Northern Ireland's Banbridge Chronicle
weekly newspaper could be saved from closure by Scottish publisher, DNG Media, which is 'close to a deal' to buy the paper, according to a report in The Irish News
Annan-headquartered DNG Media's current portfolio includes three paid-for weeklies – the Annandale Herald
, Moffat News
and the Annadale Observer
– plus the Dumfries Courier
free newspaper. Its titles sell in more than half of Dumfries and Galloway, as well as parts of the Scottish Borders and north Cumbria.
DNG has emerged as the front-runner to acquire the County Down title from the Hodgett family, who also own the Newry Reporter
. It was announced in early October that the Banbridge Chronicle
would be forced to close because of cash-flow problems if a buyer could not be found.
However, its directors have subsequently revealed: 'Negotiations for the sale of the newspaper are at an advanced stage. In the meantime, the Banbridge Chronicle
will continue to be published in the coming weeks'.

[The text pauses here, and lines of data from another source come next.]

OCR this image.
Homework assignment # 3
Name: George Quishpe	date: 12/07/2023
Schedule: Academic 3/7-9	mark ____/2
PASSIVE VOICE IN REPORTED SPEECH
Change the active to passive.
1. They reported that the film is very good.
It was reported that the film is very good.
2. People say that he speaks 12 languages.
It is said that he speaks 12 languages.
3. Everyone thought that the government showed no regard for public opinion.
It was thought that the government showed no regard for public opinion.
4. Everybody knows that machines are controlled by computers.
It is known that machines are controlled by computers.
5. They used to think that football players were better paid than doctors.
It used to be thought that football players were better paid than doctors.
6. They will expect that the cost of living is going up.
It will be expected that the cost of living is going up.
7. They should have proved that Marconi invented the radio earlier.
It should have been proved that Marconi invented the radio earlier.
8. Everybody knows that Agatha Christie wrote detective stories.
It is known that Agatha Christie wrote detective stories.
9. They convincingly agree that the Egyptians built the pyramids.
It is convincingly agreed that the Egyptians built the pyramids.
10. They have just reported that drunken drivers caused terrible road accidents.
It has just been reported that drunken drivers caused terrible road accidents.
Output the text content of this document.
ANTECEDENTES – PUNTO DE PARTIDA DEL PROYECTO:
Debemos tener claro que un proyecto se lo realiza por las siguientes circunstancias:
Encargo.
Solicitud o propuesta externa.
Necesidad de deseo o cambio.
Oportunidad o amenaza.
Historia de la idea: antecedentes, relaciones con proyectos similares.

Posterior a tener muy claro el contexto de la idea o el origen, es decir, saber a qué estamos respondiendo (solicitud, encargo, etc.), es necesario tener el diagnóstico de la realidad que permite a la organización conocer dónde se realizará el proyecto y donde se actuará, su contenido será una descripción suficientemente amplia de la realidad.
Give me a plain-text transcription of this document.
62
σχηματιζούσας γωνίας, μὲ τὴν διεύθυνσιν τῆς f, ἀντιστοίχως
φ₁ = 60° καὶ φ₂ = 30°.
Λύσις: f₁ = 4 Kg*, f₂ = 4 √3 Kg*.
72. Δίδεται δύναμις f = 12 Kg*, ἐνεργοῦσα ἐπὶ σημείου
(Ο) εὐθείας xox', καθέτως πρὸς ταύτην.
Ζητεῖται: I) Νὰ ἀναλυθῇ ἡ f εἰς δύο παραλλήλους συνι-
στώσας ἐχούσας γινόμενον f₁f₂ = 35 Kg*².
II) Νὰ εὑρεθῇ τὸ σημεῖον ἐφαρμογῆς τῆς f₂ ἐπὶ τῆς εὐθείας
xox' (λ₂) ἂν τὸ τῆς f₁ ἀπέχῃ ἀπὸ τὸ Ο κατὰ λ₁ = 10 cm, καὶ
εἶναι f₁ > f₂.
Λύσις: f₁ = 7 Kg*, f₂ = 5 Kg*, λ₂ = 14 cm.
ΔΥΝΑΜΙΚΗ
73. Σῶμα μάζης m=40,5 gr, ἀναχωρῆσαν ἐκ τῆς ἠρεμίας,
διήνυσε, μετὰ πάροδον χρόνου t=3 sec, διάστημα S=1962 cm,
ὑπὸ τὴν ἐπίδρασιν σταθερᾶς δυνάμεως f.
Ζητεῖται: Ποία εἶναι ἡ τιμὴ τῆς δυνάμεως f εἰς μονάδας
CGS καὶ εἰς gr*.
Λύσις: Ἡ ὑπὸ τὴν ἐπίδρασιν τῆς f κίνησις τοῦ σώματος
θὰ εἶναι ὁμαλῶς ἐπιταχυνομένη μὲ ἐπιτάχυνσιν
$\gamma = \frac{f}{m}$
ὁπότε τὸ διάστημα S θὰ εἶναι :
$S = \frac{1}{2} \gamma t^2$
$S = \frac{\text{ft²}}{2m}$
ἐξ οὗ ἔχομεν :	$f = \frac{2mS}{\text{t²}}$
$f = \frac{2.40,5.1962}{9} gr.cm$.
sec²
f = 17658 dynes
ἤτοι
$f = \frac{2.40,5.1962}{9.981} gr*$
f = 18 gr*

Shares in ITV have soared after the broadcaster forecast a rise of 24% in its annual advertising sales. It reported that in the nine months to 30 September, total external revenue was up 28% – at £2.38 billion compared to £1.86 billion in 2020. The company said it has a strong programming slate going into next year as it continues to invest in content, and chief executive, Carolyn McCall, declared: 'By any standards ITV has had an outstanding nine months'.
Russ Mould, investment director at Manchester-based AJ Bell, which provides online investment platforms and stockbroker services, pointed out: 'For the business to be on course for the highest advertising revenue in its history is an impressive achievement. It underlines the continued relevance of television as a medium to advertisers given its reach'.
Mould added interestingly, if speculatively: 'The question now is what next for ITV amid rumours it might bid for its free-to-air counterpart Channel 4 if the government pushes ahead with a privatisation of the latter. There is some logic to such a move as it would help ITV reach a different audience and secure access to some valuable content'.